The respective venues were chosen after a review of bids from over a dozen potential host organizations. The selection criteria centered on the capability of the host organization to run high quality events, the availability of suitable facilities (including those necessary for training), and conditions closely approximating those expected in Sydney at the 2000 Olympic Regatta, scheduled during what is widely recognized to be the windiest month in Sydney. - Jan Harley

WALL STREET AND CORPORATE CHALLENGE CUP
A team representing the firms FIRST UNION and FRANKLIN TEMPLETON finished with the top score after nine races in Shake-A-Leg-Newport's Wall Street and Corporate Challenge Cup. The event was held July 9-10 on Narragansett Bay in Newport, R.I., and hosted nine corporate sailing syndicates. Each raised $30,000 to benefit Shake-A-Leg-Newport, a non-profit organization that provides post-trauma rehabilitation and progressive activities for children, teens and adults with spinal cord injuries. Competition was held in vintage America's Cup 12-Meter yachts and featured corporate teams assisted by celebrity sailors and Shake-A-Leg participants. - Shannon Weisleder

RESULTS (Finish Position, Firm, Skipper, Total Points): 1. FIRST UNION/FRANKLIN TEMPLETON, Cam Lewis, Lincolnville, Maine, 402. 2. PRUDENTIAL SECURITIES, Gary Lash, Newport, R.I., 401. 3. FRIENDS OF SHAKE-A-LEG I, Anson Stookey, Middletown, R.I., 295. 4. FLEET BANK, Bob Morton, Little Compton, R.I., 277. 5. MBIA, Mick Harvey, Newport, R.I., 251. 6. DONALDSON, LUFKIN & JENRETTE, Craig Callen, Jamestown, R.I., 235. 7. FRIENDS OF SHAKE-A-LEG II, Bill MacGowan, Middletown, R.I., 165. 8. AMERICAN POWER CONVERSION, Halsey Herreshoff, Bristol, R.I., 150. 9. BROOKESTREET HOLDINGS, Andy MacGowan, Middletown, R.I., 98.

HOT POSTER
Multihull aficionados will wet their pants when they see the new poster of Steve Fossett's PlayStation setting the 24-hour world speed record on the Morrelli and Melvin website: http://www.morrellimelvin.com/page94.html

AUCKLAND UPDATE
(Reprinted with permission from DEFENCE 2000, which is available for US $48 per year from John@roake.gen.nz)

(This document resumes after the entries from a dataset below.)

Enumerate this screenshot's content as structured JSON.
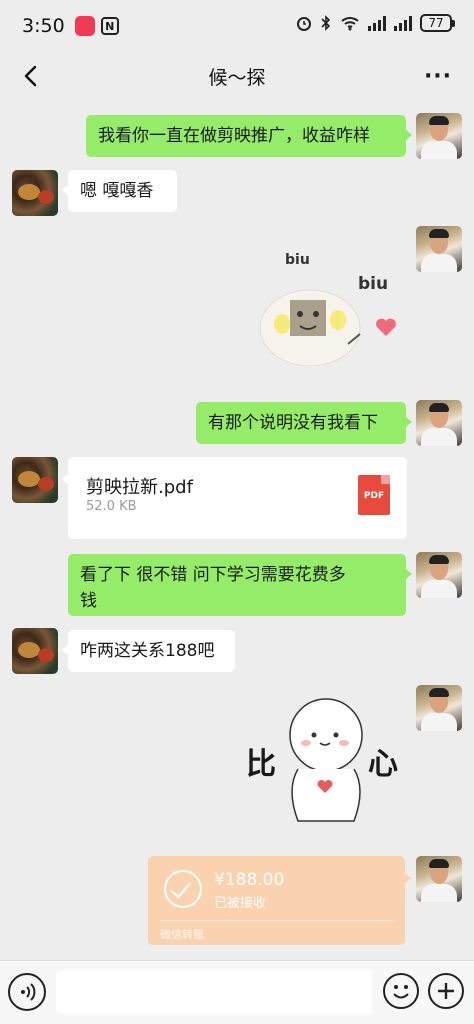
{
  "status_bar": {
    "time": "3:50",
    "battery": "77"
  },
  "nav": {
    "title": "候～探",
    "more": "···"
  },
  "messages": [
    {
      "text": "我看你一直在做剪映推广，收益咋样"
    },
    {
      "text": "嗯  嘎嘎香"
    },
    {
      "sticker_text_a": "biu",
      "sticker_text_b": "biu"
    },
    {
      "text": "有那个说明没有我看下"
    },
    {
      "file_name": "剪映拉新.pdf",
      "file_size": "52.0 KB",
      "file_type": "PDF"
    },
    {
      "text_line1": "看了下  很不错  问下学习需要花费多",
      "text_line2": "钱"
    },
    {
      "text": "咋两这关系188吧"
    },
    {
      "sticker_left": "比",
      "sticker_right": "心"
    },
    {
      "amount": "¥188.00",
      "status": "已被接收",
      "footer": "微信转账"
    }
  ],
  "input": {
    "placeholder": ""
  },
  "colors": {
    "bubble_green": "#95ec69",
    "transfer_bg": "#fad2af",
    "pdf_red": "#e64b3c",
    "background": "#ededed"
  },
  "icons": [
    "back-icon",
    "more-icon",
    "voice-icon",
    "emoji-icon",
    "plus-icon",
    "pdf-file-icon",
    "check-circle-icon",
    "heart-icon",
    "wifi-icon",
    "bluetooth-icon",
    "alarm-icon",
    "signal-icon",
    "battery-icon"
  ]
}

* The Spanish yacht has been launched at Valencia under the watchful eye of Queen Sophe, who is the yacht's godmother. Half the crew for Spain's New Zealand challenge were on their 1995 challenge in San Diego. This syndicate will be bringing two yachts to Auckland, one is their 1995 boat which has been remodelled. They have 95 per cent of their budget, and the boats are to be shipped to New Zealand in August. Press releases declare that they expect to do much better this time round then they did in their San Diego effort, where they failed to get into the first four. Lack of time, and a boat that was only finished one week before the first race, all added up to mayhem for the syndicate at that time. Their spokesman Alfonso Gomez-Jordana says, "This time we have more money, more time, more experience and we believe we have a very strong challenge."

* The Cup media organisation will provide journalists with live animated graphics of the races on a 5m x 1.8m high video wall. They will watch the computer-generated coverage of the races, and emails of the race conditions, protests, results of other races, and information about syndicates. Digital photos will be provided from each day's races and Fuji, one of the major sponsors, will have a drop desk to collect reporters films for developing. A chase boat will bring back films after the first mark rounding, but if reporters want to watch the races live, they can go out on one of the media boats which will leave from the below the media centre each morning. After the races are over and the media boats have returned, the skipper and crew from each boat will be brought to a 130-seat gallery inside the media centre at 6 p.m. each day for a press conference. The media centre will operate 18 hours a day, seven days a week and it will churn out around 1800 pages of press releases a day. There will be 25 full time multilingual staff employed.

Curmudgeon's comment: Scuttlebutt world headquarters will move to Auckland in early October to insure that the 'Buttheads get fast, accurate and insightful coverage of the America's Cup.

THE CURMUDGEON'S OBSERVATION
Indecision is the key to flexibility.